A Threshold Question
Yellow Ground. Hay. Brinjal. Book Room Red. Several trips to the hardware store and many coats later, Farrow & Ball’s Book Room Red triumphed and is now the “pop” of color on the otherwise muted façade of our latest rehab project, creeping towards completion.
This was a critical decision, not just because the house sits barely ten feet from the road. I felt strongly that the color should be bold, but also “of the house”. The rehabilitation had peeled back layers of paint from different eras, revealing a variety of hues. Sometimes, in the process of scraping, I would stand back and think, “There! That’s so beautiful!” – not the color itself, but the pattern of layers. In some places, it felt right to simply apply a clear coat instead of new paint to encapsulate the layers (of, yes, lead paint) and leave them exposed as a “window” to the past.
Among the grays and blues that prevailed throughout the interior, there were moments of robust, earthy colors like yellow ochre and terra-cotta red.
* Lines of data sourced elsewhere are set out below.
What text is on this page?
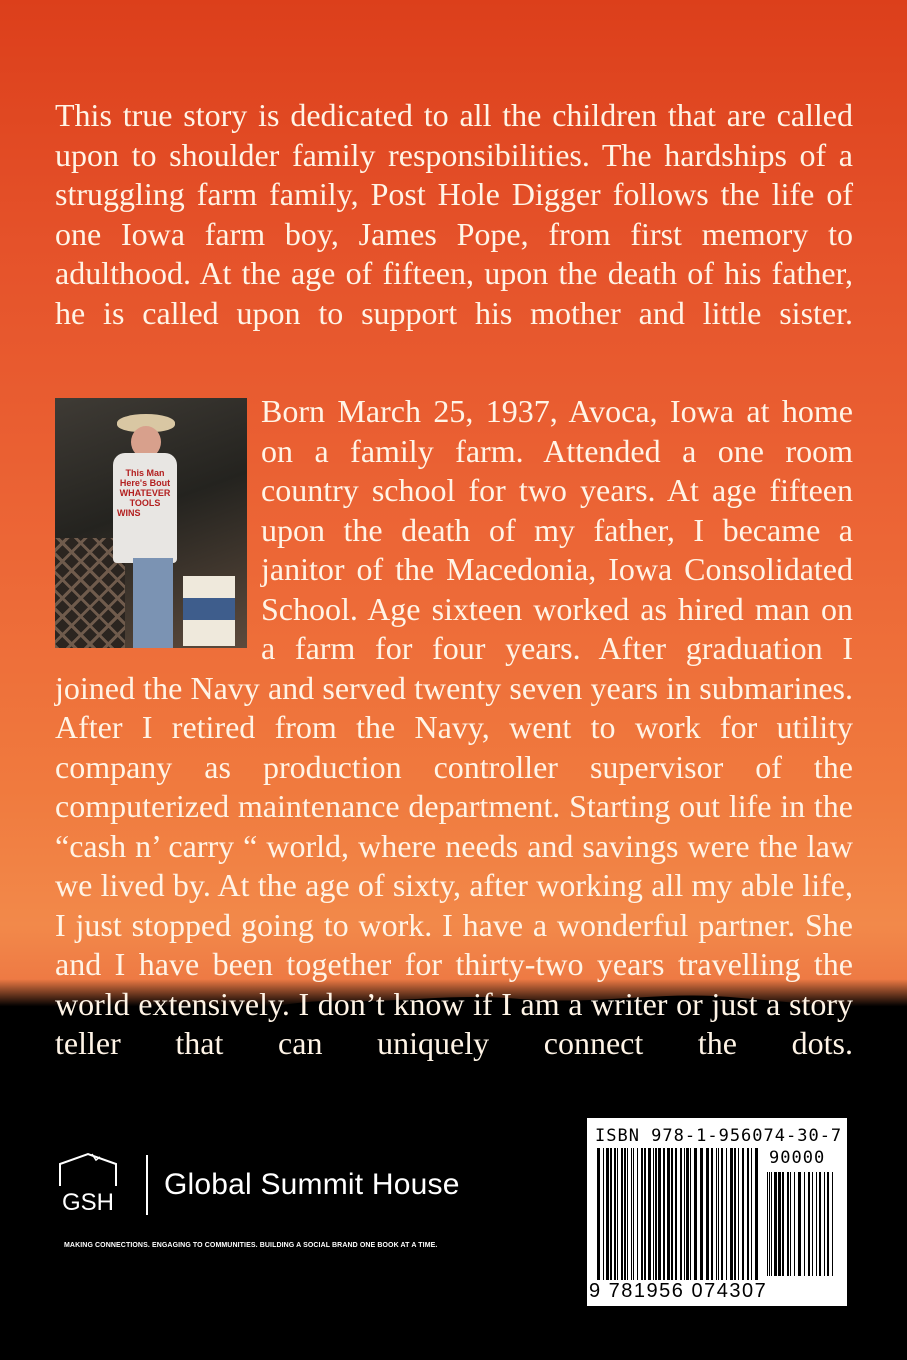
This true story is dedicated to all the children that are called upon to shoulder family responsibilities. The hardships of a struggling farm family, Post Hole Digger follows the life of one Iowa farm boy, James Pope, from first memory to adulthood. At the age of fifteen, upon the death of his father, he is called upon to support his mother and little sister.

This Man Here's Bout WHATEVER TOOLS WINS
Born March 25, 1937, Avoca, Iowa at home on a family farm. Attended a one room country school for two years. At age fifteen upon the death of my father, I became a janitor of the Macedonia, Iowa Consolidated School. Age sixteen worked as hired man on a farm for four years. After graduation I joined the Navy and served twenty seven years in submarines. After I retired from the Navy, went to work for utility company as production controller supervisor of the computerized maintenance department. Starting out life in the “cash n’ carry “ world, where needs and savings were the law we lived by. At the age of sixty, after working all my able life, I just stopped going to work. I have a wonderful partner. She and I have been together for thirty-two years travelling the world extensively. I don’t know if I am a writer or just a story teller that can uniquely connect the dots.
GSH
Global Summit House
MAKING CONNECTIONS. ENGAGING TO COMMUNITIES. BUILDING A SOCIAL BRAND ONE BOOK AT A TIME.
ISBN 978-1-956074-30-7
90000
9 781956 074307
Both directions seemed appropriate for the front screen door, especially since the clapboards and trim are Mizzle and Pigeon (also F&B), respectively. Though my instincts whispered terra cotta, I shied away from a “pink” door and went for yellow. My first try – Yellow Ground – seemed too insecurely assertive. My second try – Hay – looked downright meek by comparison. Our family had recently visited George Washington’s Mount Vernon, where I “discovered” and ultimately embraced glossy exterior paint. I took note of the vivid aubergine and teal doors. And so next I tried Farrow & Ball’s Brinjal, with great encouragement from my husband David, whose color sense is usually spot on.
While I love the color, it didn’t sit right on the house. Since I’d already veered into that part of the rainbow (and because I had draped a serendipitously colored Turkish rug over a porch rocker to air out), I finally took the plunge for pink – actually Book Room Red, a richer version of the Red Earth I had already applied to the interior staircase.
As they say, the fourth time is the charm. Perhaps 100 years – and many more layers of paint – from now, some other preservationist will discover “the yellow/purple/pink door” and smile.